Eu gostaria de começar este texto dando uma sinopse da animação Soul, da Disney-Pixar, recém-lançada no serviço de streaming Disney +. Poderia dizer que é um filme sobre música. Ou sobre a vida e a morte de Joe, um professor de música do ensino regular numa escola de Nova Iorque. Poderia dizer que é o primeiro filme da Pixar com um protagonista preto. Nenhuma dessas afirmações, embora verdadeiras, seria o bastante para descrever o que acontece nos minutos em que paramos para ver este desenho. Eu poderia falar sobre aspectos técnicos ou relacionados à trilha sonora, mas quero falar sobre discurso.
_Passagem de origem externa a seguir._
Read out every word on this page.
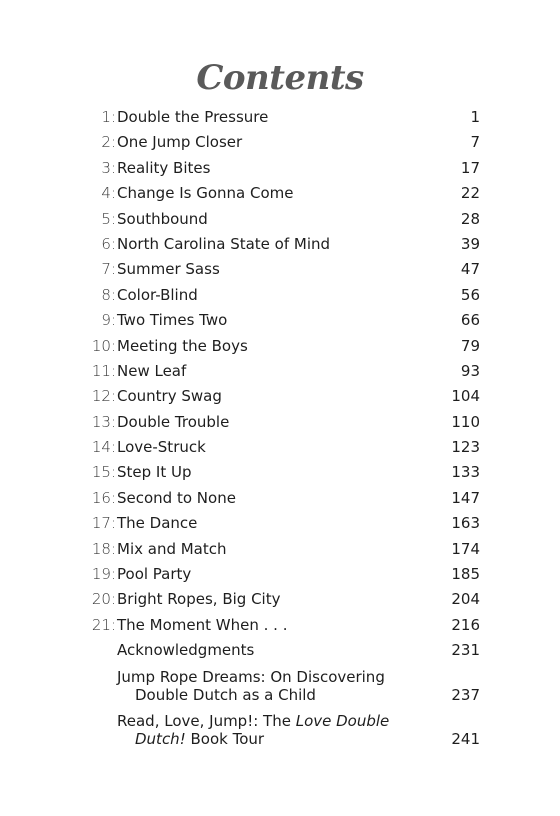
Contents
1: Double the Pressure	1
2: One Jump Closer	7
3: Reality Bites	17
4: Change Is Gonna Come	22
5: Southbound	28
6: North Carolina State of Mind	39
7: Summer Sass	47
8: Color-Blind	56
9: Two Times Two	66
10: Meeting the Boys	79
11: New Leaf	93
12: Country Swag	104
13: Double Trouble	110
14: Love-Struck	123
15: Step It Up	133
16: Second to None	147
17: The Dance	163
18: Mix and Match	174
19: Pool Party	185
20: Bright Ropes, Big City	204
21: The Moment When . . .	216
Acknowledgments	231
Jump Rope Dreams: On Discovering
Double Dutch as a Child	237
Read, Love, Jump!: The Love Double
Dutch! Book Tour	241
Qual vem sendo o discurso do estúdio?

Desde o lançamento de Divertida Mente em 2015, a Pixar vem dando mergulhos cada vez mais profundos em questões que, apesar de serem inerentes ao ser humano, são cada vez mais complexas de serem respondidas. O que pode acontecer dentro de uma criança quando ela passa por algum acontecimento transformador? Quais são os lugares de memórias e esquecimentos dentro de nós? Qual é a importância de vivenciar a tristeza?

Em seguida, em 2017, outro sucesso: Viva – a vida é uma festa. Um olhar sobre a morte enquanto celebração da vida por meio da cultura mexicana, não enquanto luto por algo que não volta mais. Em 2020, Dois Irmãos coloca em foco novamente a morte, a necessidade dos elfos Barley e Ian encontrarem com seu pai pela última vez, utilizando a magia há muito perdida em sua terra.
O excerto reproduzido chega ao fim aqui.